Other reports support a positive outlook. NAHB is projecting 1.16 million total housing starts in 2016, up 4.9% from the previous year’s total of 1.11 million units. Single-family production is expected to rise 10% in 2017 to 855,000 units and increase an additional 12% to 961,000 next year. Setting the 2000-2003 period as a benchmark for normal housing activity when single-family production averaged 1.3 million units annually, single-family starts are expected to steadily rise from 56% of what is considered a typical market in the third quarter of 2016 to 75% of normal by the fourth quarter of 2018.

On the multi-family front, NAHB is anticipating starts to hold steady in 2017 at 384,000 units, which would be 1,000 units above last year’s pace. While this level is slightly above trend, Dietz noted this pace is sustainable due to demographics and the balance between supply and demand. Also, as the economy continues to grow, NAHB expects mortgage interest rates will average 4.5% in 2017 and 5.3% in 2018. Meanwhile, residential remodeling activity is expected to register a 1% gain this year.

Policy impacts
Ultimately, observers say, continued progress will be contingent on the political climate. “Policy changes under the new Administration—in its nature, sequencing and magnitude—will determine the direction of economic growth in 2017,” said Doug Duncan, Fannie Mae chief economist. “Incoming data suggest improving consumer spending, diminished labor market slack and advancements in wages, but until we can more clearly read the political tea leaves, it’s difficult to say whether this late-cycle expansion will continue into its eighth year. Thus our theme for the year: ‘Will policy changes extend the expansion?’ If stimulus policy is enacted, it would likely add to growth but could also be offset by potential tightened trade policy given the already historically strong dollar.”

All things considered, Fannie Mae expects housing to remain resilient and continue its recovery in 2017, with affordability standing out as the industry’s greatest obstacle, particularly for first-time homeowners. “Demographic factors, however, are positive,” Duncan said. “Our research shows older millennials have begun to buy homes and close the homeownership attainment gap with their predecessors.”

Indeed, for the third straight year, millennials represented the largest group of recent buyers. According to a study compiled by NAR, this group accounts for 35% of all buyers, up from 32% in 2014. That’s more than the combined amount of younger and older boomers (31%). By comparison, Generation X represented 26% of buyers.

The study, titled “Home Buyer and Seller Generational Trends,” evaluates the generational differences of recent home buyers and sellers. It shows a growing share of homebuyers are millennials, and more of them are purchasing single-family homes outside of urban areas. The share of millennials buying in an urban or central city area decreased to 17% vs. 21% a year ago while fewer of them (10%) purchased a multi-family home compared to a year ago (15%).
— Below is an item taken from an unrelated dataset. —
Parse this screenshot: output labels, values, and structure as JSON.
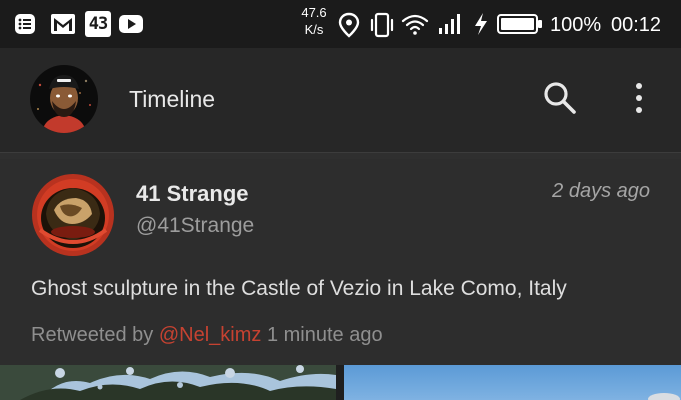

Overall, the majority of buyers in all generations continue to purchase a single-family home in a suburban area, and the younger the buyer, the older the home they purchased.

Another interesting tidbit: While millennials may choose to live in an urban area as renters, the survey reveals that most aren’t staying once they’re ready to buy. “The median age of a millennial homebuyer is 30 years old, which typically is the time in life where one settles down to marry and raise a family,” NAR’s Yun explained. “Even if an urban setting is where they’d like to buy their first home, the need for more space at an affordable price is, for the most part, pushing their search further out.”